Moderatoren: Sculpteur, Nils B., Turms Kreutzfeldt, Hans T., Chris, ulfr

Stonehenge-Megalithe als Soundverstärker?

Beitragvon Blattspitze » 02.09.2020 06:48

Experimente mit einem 1:12 Modell legen nahe, dass Ansprachen und Musik um bis zu 20% verstärkt werden konnten:
The study suggests that the strong reverberations of instruments such as drums and lurs, a kind of bronze horn, would have been amplified between ten and 20 percent when played in the monument’s inner sanctum.
https://www.archaeology.org/news/8987-2 ... stic-model

Originalartikel:
With social rituals usually involving sound, an archaeological understanding of a site requires the acoustics to be assessed. This paper demonstrates how this can be done with acoustic scale models. Scale modelling is an established method in architectural acoustics, but it has not previously been applied to prehistoric monuments.

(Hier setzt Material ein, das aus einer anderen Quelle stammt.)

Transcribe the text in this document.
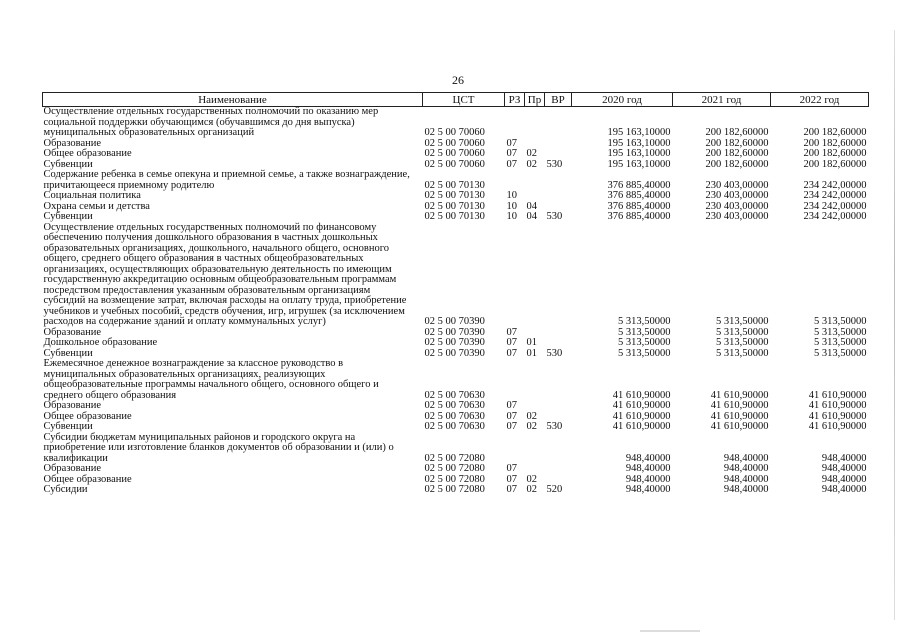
26
Наименование	ЦСТ	РЗ	Пр	ВР	2020 год	2021 год	2022 год
Осуществление отдельных государственных полномочий по оказанию мер социальной поддержки обучающимся (обучавшимся до дня выпуска) муниципальных образовательных организаций	02 5 00 70060				195 163,10000	200 182,60000	200 182,60000
Образование	02 5 00 70060	07			195 163,10000	200 182,60000	200 182,60000
Общее образование	02 5 00 70060	07	02		195 163,10000	200 182,60000	200 182,60000
Субвенции	02 5 00 70060	07	02	530	195 163,10000	200 182,60000	200 182,60000
Содержание ребенка в семье опекуна и приемной семье, а также вознаграждение, причитающееся приемному родителю	02 5 00 70130				376 885,40000	230 403,00000	234 242,00000
Социальная политика	02 5 00 70130	10			376 885,40000	230 403,00000	234 242,00000
Охрана семьи и детства	02 5 00 70130	10	04		376 885,40000	230 403,00000	234 242,00000
Субвенции	02 5 00 70130	10	04	530	376 885,40000	230 403,00000	234 242,00000
Осуществление отдельных государственных полномочий по финансовому обеспечению получения дошкольного образования в частных дошкольных образовательных организациях, дошкольного, начального общего, основного общего, среднего общего образования в частных общеобразовательных организациях, осуществляющих образовательную деятельность по имеющим государственную аккредитацию основным общеобразовательным программам посредством предоставления указанным образовательным организациям субсидий на возмещение затрат, включая расходы на оплату труда, приобретение учебников и учебных пособий, средств обучения, игр, игрушек (за исключением расходов на содержание зданий и оплату коммунальных услуг)	02 5 00 70390				5 313,50000	5 313,50000	5 313,50000
Образование	02 5 00 70390	07			5 313,50000	5 313,50000	5 313,50000
Дошкольное образование	02 5 00 70390	07	01		5 313,50000	5 313,50000	5 313,50000
Субвенции	02 5 00 70390	07	01	530	5 313,50000	5 313,50000	5 313,50000
Ежемесячное денежное вознаграждение за классное руководство в муниципальных образовательных организациях, реализующих общеобразовательные программы начального общего, основного общего и среднего общего образования	02 5 00 70630				41 610,90000	41 610,90000	41 610,90000
Образование	02 5 00 70630	07			41 610,90000	41 610,90000	41 610,90000
Общее образование	02 5 00 70630	07	02		41 610,90000	41 610,90000	41 610,90000
Субвенции	02 5 00 70630	07	02	530	41 610,90000	41 610,90000	41 610,90000
Субсидии бюджетам муниципальных районов и городского округа на приобретение или изготовление бланков документов об образовании и (или) о квалификации	02 5 00 72080				948,40000	948,40000	948,40000
Образование	02 5 00 72080	07			948,40000	948,40000	948,40000
Общее образование	02 5 00 72080	07	02		948,40000	948,40000	948,40000
Субсидии	02 5 00 72080	07	02	520	948,40000	948,40000	948,40000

The Stonehenge model described here allows the acoustics in the Late Neolithic and early Bronze Age to be quantified and the effects on musical sounds and speech to be inferred. It was found that the stone reflections create an average mid-frequency reverberation time of (0.64 ± 0.03) seconds and an amplification of (4.3 ± 0.9) dB for speech. ... The amplification could have aided speech communication and the reverberation improved musical sounds.